(June 2021) – As a perennial student of all things supply chain, I've come to trust the best practices of our industry. They are tried and true, and they rarely, if ever, fail us. One of those long-held concepts in our profession is the practice of just in time. JIT makes sense from a business perspective, a patient-safety perspective, a LEAN perspective and a space-utilization perspective. Understanding there are some occasional, necessary modifications to JIT, based on geography, seasons and supplier performance (which are topics for a future article), I think we can all agree it makes sense to keep just enough product on hand to do our job but not so much as to clutter our storage areas. Clutter is often the result of 'just in case' thinking, whereas, JIT is a sound concept that is widely accepted in the supply chain profession.
Since I first learned of the concept of JIT, I trusted it based on historical performance and my experience. That is why I was just as surprised as everyone else, 15 months ago, when we submitted product orders for all types of personal protective equipment and related supplies, and we were told by our primary suppliers these products were not available or at least not available in the quantities we requested. We were told these products were manufactured in China and other countries overseas, and due to the devastating effects of COVID-19, there were manufacturing and transportation delays and shortages throughout the world.
To exacerbate the problem, when we looked into the PPE stockpiles we had on hand, 'just in case' of an unexpected disaster, we determined the calculations we had used to determine days-on-hand were based on our normal, average daily usage that existed pre-COVID-19. With the rapidly changing Centers for Disease Control and Prevention, World Health Organization, National Institute of Health and all the other agencies changing PPE requirements on a daily or weekly basis, we quickly determined a normal, 15-day supply of PPE amounted to about four to five days worth during COVID-19, and that was if we rationed those supplies.
Naturally, this was sub-standard, so all sourcing and procurement teams went into immediate overdrive. We needed PPE, and we needed it fast. We received negative responses from suppliers more often than we received affirmative responses. When our primary, preferred suppliers couldn't help us, we quickly shifted directly to the manufacturers. When the manufacturers couldn't help us, we shifted to secondary and alternate suppliers. There were times PPE was so critically short that some in our profession briefly flirted with the idea of using gray-market suppliers.
In the end, most of us were able to keep our heads above water, thanks to the valiant efforts of many people in the industry. Hospital sourcing and procurement leaders pushed their teams to overcome obstacles. Networking with other leaders in our industry, we were able to share information about the dead ends we hit and the successes we were having.
The lessons many of us took away from this event is JIT for PPE is a moving target at best, and a SWAG at worst. We can't always depend on our normal suppliers during abnormal situations. We can't always depend on our normal manufacturers when they are trying to supply globally, under abnormal conditions. Suddenly, it didn't make sense to keep only seven, 14 or even 30 days of PPE on hand. Many of us realized this situation may arise again due to the delicate and tightly linked infrastructure of the global health care supply chain. If we have even one weak link in the chain, we could suddenly find our facilities short on crucial PPE once again.
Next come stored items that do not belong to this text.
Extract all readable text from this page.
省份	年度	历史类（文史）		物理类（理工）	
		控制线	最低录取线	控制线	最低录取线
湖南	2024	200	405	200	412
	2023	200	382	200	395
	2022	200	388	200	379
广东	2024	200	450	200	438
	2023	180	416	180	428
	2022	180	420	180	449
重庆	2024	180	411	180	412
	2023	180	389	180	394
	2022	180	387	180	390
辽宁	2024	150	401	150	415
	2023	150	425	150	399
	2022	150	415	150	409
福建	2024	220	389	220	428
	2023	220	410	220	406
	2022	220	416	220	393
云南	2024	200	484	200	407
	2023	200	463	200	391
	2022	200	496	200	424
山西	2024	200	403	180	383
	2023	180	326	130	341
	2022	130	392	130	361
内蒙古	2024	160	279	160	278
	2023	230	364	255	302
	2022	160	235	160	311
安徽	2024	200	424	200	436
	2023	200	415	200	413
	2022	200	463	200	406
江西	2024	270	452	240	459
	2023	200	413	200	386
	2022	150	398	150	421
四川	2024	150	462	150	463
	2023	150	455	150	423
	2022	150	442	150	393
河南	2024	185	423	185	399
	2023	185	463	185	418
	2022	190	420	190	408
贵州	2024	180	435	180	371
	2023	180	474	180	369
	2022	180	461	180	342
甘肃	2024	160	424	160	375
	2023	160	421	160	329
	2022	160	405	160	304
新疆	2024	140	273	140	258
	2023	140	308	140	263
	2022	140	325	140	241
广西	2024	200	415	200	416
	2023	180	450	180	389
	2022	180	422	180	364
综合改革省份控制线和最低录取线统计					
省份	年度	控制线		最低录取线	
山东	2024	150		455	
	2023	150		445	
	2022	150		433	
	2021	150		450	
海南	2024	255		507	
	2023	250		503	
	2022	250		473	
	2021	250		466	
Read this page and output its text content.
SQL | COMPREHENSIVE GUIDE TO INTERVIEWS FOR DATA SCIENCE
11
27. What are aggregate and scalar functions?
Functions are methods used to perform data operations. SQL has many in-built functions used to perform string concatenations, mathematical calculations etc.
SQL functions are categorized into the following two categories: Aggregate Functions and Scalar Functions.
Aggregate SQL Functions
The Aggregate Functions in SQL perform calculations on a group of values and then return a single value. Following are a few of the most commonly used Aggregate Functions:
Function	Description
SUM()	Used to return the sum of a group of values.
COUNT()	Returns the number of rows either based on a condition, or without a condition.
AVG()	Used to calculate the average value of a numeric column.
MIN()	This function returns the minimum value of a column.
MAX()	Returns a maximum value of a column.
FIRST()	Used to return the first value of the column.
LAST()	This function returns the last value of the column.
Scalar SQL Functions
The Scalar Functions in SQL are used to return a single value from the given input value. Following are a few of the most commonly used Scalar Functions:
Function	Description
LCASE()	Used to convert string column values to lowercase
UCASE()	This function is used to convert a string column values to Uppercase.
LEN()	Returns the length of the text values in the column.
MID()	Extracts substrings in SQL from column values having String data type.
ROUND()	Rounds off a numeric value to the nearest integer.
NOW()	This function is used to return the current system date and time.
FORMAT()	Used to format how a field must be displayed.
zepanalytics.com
In order to minimize the risk of running out of crucial PPE, many leaders decided to increase levels of PPE DOH to 60 or even 90 days. Personally, I'm a proponent of the 60/90 rule, 60 days is the reorder point, and 90 days is the maximum on-hand. Without a doubt, there are some common-sense considerations to take into account with PPE levels; specifically, available storage space, expiration dates and stock rotation. However, if a facility has the available storage space and can accurately rotate stock to avoid product expiration, I think it would be wise to maintain an abundance of DOH, when it comes to PPE.
As Healthcare Supply Chain professionals, we are responsible for acquiring, storing and delivering the necessary supplies to protect the lives of our patients, co-workers and visitors. Every health care leader I have talked to has indicated they never again want to be at the mercy of a delicate supply chain that can rapidly crumble during an international crisis. The desire to be self-sufficient and minimize risks to patients, staff and visitors is what drives many supply chain leaders to reconsider 'just in case' vs. 'just in time' when it comes to PPE. It's advisable to have enough PPE on hand JIC it's needed, but not so much as to be too much.
If you haven't done so already, it is time to consider and decide what is right for your facility and your peace of mind. Good luck!